In recent years there have been a number of Home Office studies, principally the British crime surveys of 1982 and 1984, which, among other issues, covered the fear of going out after dark. The studies revealed that such fear among women and the elderly was substantial, particularly in some locations, but that levels of fear were frequently in excess of an objective assessment of the risk. Fieldwork is currently taking place for the 1988 British crime survey which will cover this issue again.Surveys by other organisations (for example the November 1987 poll by MORI for

Readers' Digest and an October poll for Help the Aged) have confirmed that fear of crime is a significant problem, especially for women and the elderly.

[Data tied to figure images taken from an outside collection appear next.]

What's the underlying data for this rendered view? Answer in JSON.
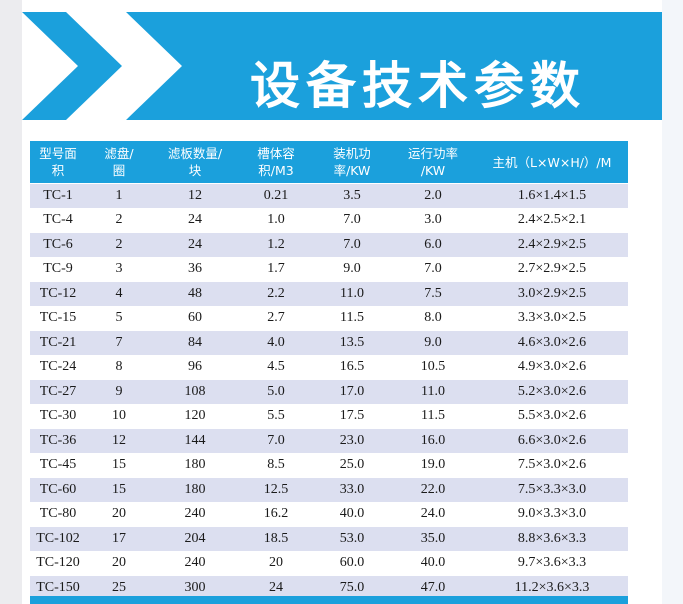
{
  "banner": {
    "title": "设备技术参数",
    "color": "#1ba0dc"
  },
  "table": {
    "headers": [
      [
        "型号面",
        "积"
      ],
      [
        "滤盘/",
        "圈"
      ],
      [
        "滤板数量/",
        "块"
      ],
      [
        "槽体容",
        "积/M3"
      ],
      [
        "装机功",
        "率/KW"
      ],
      [
        "运行功率",
        "/KW"
      ],
      [
        "主机（L×W×H/）/M"
      ]
    ],
    "rows": [
      [
        "TC-1",
        "1",
        "12",
        "0.21",
        "3.5",
        "2.0",
        "1.6×1.4×1.5"
      ],
      [
        "TC-4",
        "2",
        "24",
        "1.0",
        "7.0",
        "3.0",
        "2.4×2.5×2.1"
      ],
      [
        "TC-6",
        "2",
        "24",
        "1.2",
        "7.0",
        "6.0",
        "2.4×2.9×2.5"
      ],
      [
        "TC-9",
        "3",
        "36",
        "1.7",
        "9.0",
        "7.0",
        "2.7×2.9×2.5"
      ],
      [
        "TC-12",
        "4",
        "48",
        "2.2",
        "11.0",
        "7.5",
        "3.0×2.9×2.5"
      ],
      [
        "TC-15",
        "5",
        "60",
        "2.7",
        "11.5",
        "8.0",
        "3.3×3.0×2.5"
      ],
      [
        "TC-21",
        "7",
        "84",
        "4.0",
        "13.5",
        "9.0",
        "4.6×3.0×2.6"
      ],
      [
        "TC-24",
        "8",
        "96",
        "4.5",
        "16.5",
        "10.5",
        "4.9×3.0×2.6"
      ],
      [
        "TC-27",
        "9",
        "108",
        "5.0",
        "17.0",
        "11.0",
        "5.2×3.0×2.6"
      ],
      [
        "TC-30",
        "10",
        "120",
        "5.5",
        "17.5",
        "11.5",
        "5.5×3.0×2.6"
      ],
      [
        "TC-36",
        "12",
        "144",
        "7.0",
        "23.0",
        "16.0",
        "6.6×3.0×2.6"
      ],
      [
        "TC-45",
        "15",
        "180",
        "8.5",
        "25.0",
        "19.0",
        "7.5×3.0×2.6"
      ],
      [
        "TC-60",
        "15",
        "180",
        "12.5",
        "33.0",
        "22.0",
        "7.5×3.3×3.0"
      ],
      [
        "TC-80",
        "20",
        "240",
        "16.2",
        "40.0",
        "24.0",
        "9.0×3.3×3.0"
      ],
      [
        "TC-102",
        "17",
        "204",
        "18.5",
        "53.0",
        "35.0",
        "8.8×3.6×3.3"
      ],
      [
        "TC-120",
        "20",
        "240",
        "20",
        "60.0",
        "40.0",
        "9.7×3.6×3.3"
      ],
      [
        "TC-150",
        "25",
        "300",
        "24",
        "75.0",
        "47.0",
        "11.2×3.6×3.3"
      ]
    ]
  }
}
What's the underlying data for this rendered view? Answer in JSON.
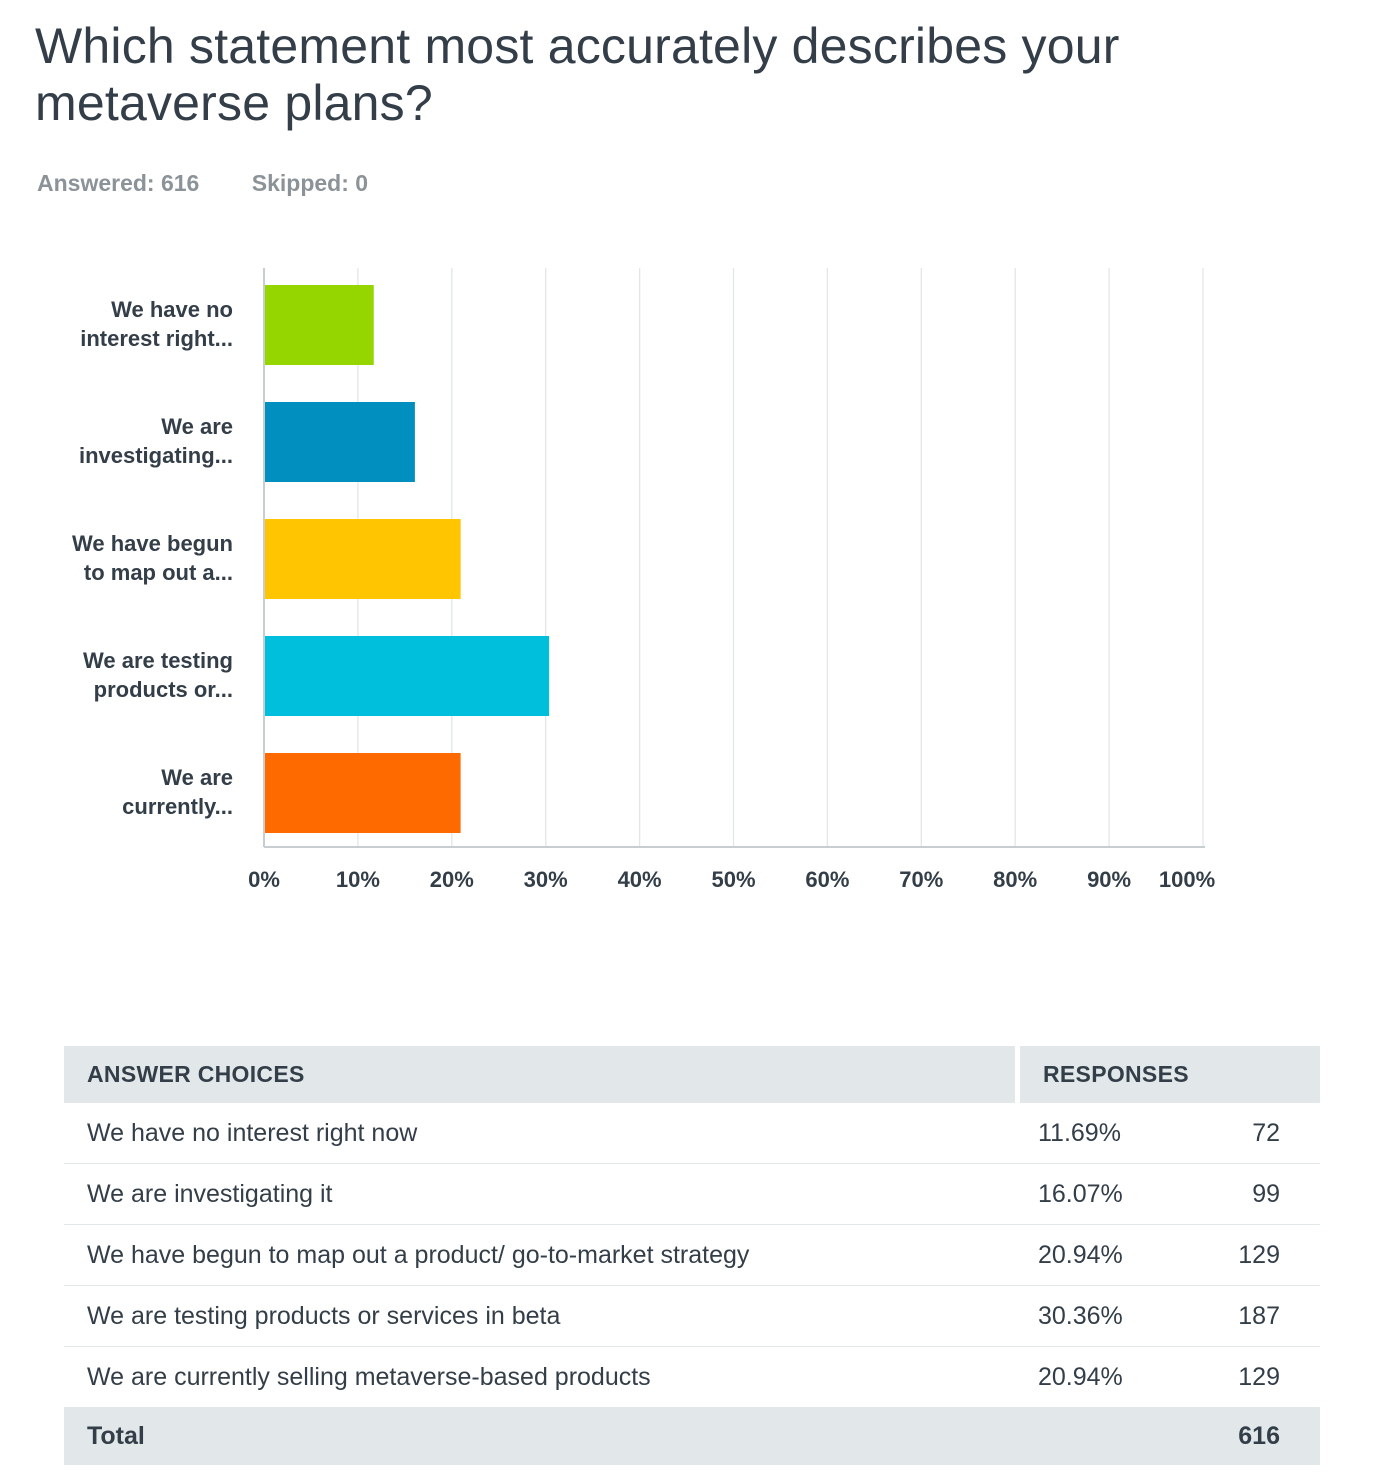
{
  "header": {
    "title": "Which statement most accurately describes your metaverse plans?",
    "answered": "Answered: 616",
    "skipped": "Skipped: 0"
  },
  "chart_data": {
    "type": "bar",
    "orientation": "horizontal",
    "categories": [
      [
        "We have no",
        "interest right..."
      ],
      [
        "We are",
        "investigating..."
      ],
      [
        "We have begun",
        "to map out a..."
      ],
      [
        "We are testing",
        "products or..."
      ],
      [
        "We are",
        "currently..."
      ]
    ],
    "values": [
      11.69,
      16.07,
      20.94,
      30.36,
      20.94
    ],
    "colors": [
      "#96d600",
      "#008fbe",
      "#ffc600",
      "#00bfdc",
      "#ff6a00"
    ],
    "xlim": [
      0,
      100
    ],
    "ticks": [
      "0%",
      "10%",
      "20%",
      "30%",
      "40%",
      "50%",
      "60%",
      "70%",
      "80%",
      "90%",
      "100%"
    ],
    "grid": true,
    "legend": "none"
  },
  "table": {
    "headers": [
      "ANSWER CHOICES",
      "RESPONSES"
    ],
    "rows": [
      {
        "choice": "We have no interest right now",
        "percent": "11.69%",
        "count": "72"
      },
      {
        "choice": "We are investigating it",
        "percent": "16.07%",
        "count": "99"
      },
      {
        "choice": "We have begun to map out a product/ go-to-market strategy",
        "percent": "20.94%",
        "count": "129"
      },
      {
        "choice": "We are testing products or services in beta",
        "percent": "30.36%",
        "count": "187"
      },
      {
        "choice": "We are currently selling metaverse-based products",
        "percent": "20.94%",
        "count": "129"
      }
    ],
    "total_label": "Total",
    "total_count": "616"
  }
}
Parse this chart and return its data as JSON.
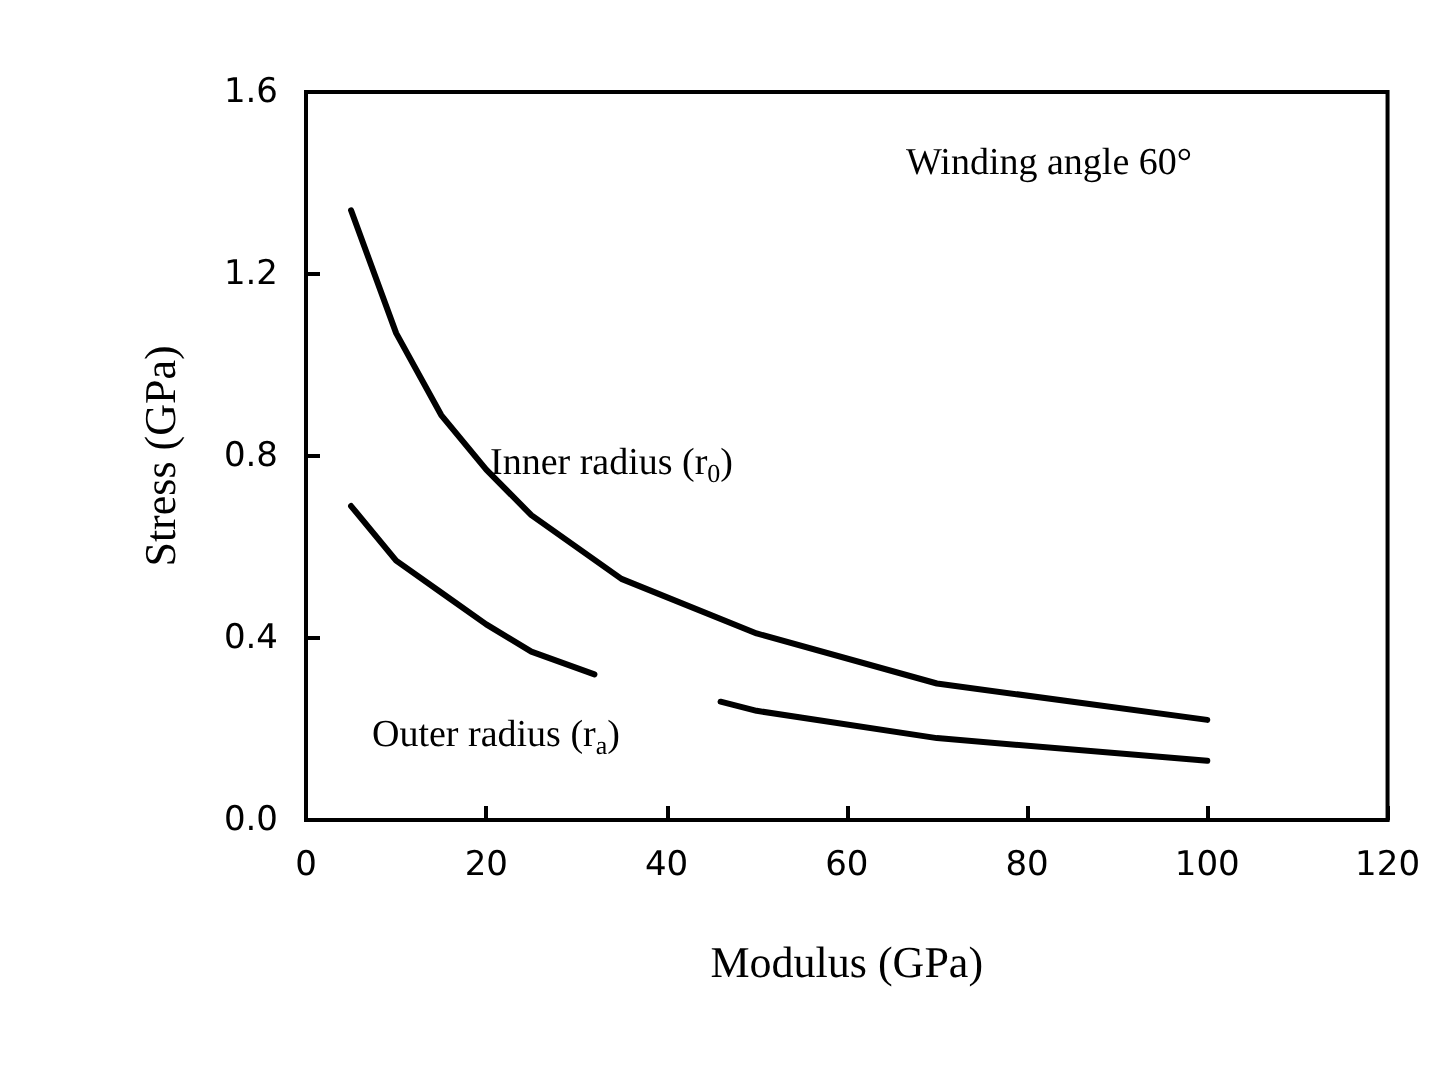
{
  "chart_data": {
    "type": "line",
    "xlabel": "Modulus (GPa)",
    "ylabel": "Stress (GPa)",
    "xlim": [
      0,
      120
    ],
    "xticks": [
      0,
      20,
      40,
      60,
      80,
      100,
      120
    ],
    "ylim": [
      0,
      1.6
    ],
    "yticks": [
      {
        "value": 0,
        "label": "0.0"
      },
      {
        "value": 0.4,
        "label": "0.4"
      },
      {
        "value": 0.8,
        "label": "0.8"
      },
      {
        "value": 1.2,
        "label": "1.2"
      },
      {
        "value": 1.6,
        "label": "1.6"
      }
    ],
    "grid": false,
    "marker": "none",
    "line_style": "solid",
    "series": [
      {
        "color": "#000000",
        "x": [
          5,
          10,
          15,
          20,
          25,
          35,
          50,
          70,
          100
        ],
        "values": [
          1.34,
          1.07,
          0.89,
          0.77,
          0.67,
          0.53,
          0.41,
          0.3,
          0.22
        ]
      },
      {
        "color": "#000000",
        "x": [
          5,
          10,
          15,
          20,
          25,
          32,
          39,
          46,
          50,
          70,
          100
        ],
        "values": [
          0.69,
          0.57,
          0.5,
          0.43,
          0.37,
          0.32,
          null,
          0.26,
          0.24,
          0.18,
          0.13
        ]
      }
    ],
    "annotations": [
      "Inner radius (r$_{0}$)",
      "Outer radius (r$_{a}$)",
      "Winding angle 60°"
    ]
  }
}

Chief officers of police and organisations such as Help the Aged and Age Concern give special attention to the particular needs of women and elderly people in the issue of crime prevention advice and guidance. The new Home Office handbook "Practical Ways to Crack Crime", which is freely available, contains sound, practical guidance specifically addressed to both groups. In addition, Government programmes such as the community or estate action programme and our plans to improve crime prevention on public transport are of particular benefit to potentially vulnerable groups.

We are satisfied that the police pay particular attention to the concerns of women and the elderly in planning local crime prevention campaigns. We are, however, keen to work closely with responsible organisations representing the interests of women and pensioners in reducing the fear of crime; and I and colleagues have meetings, from time to time, with such groups at local and national levels.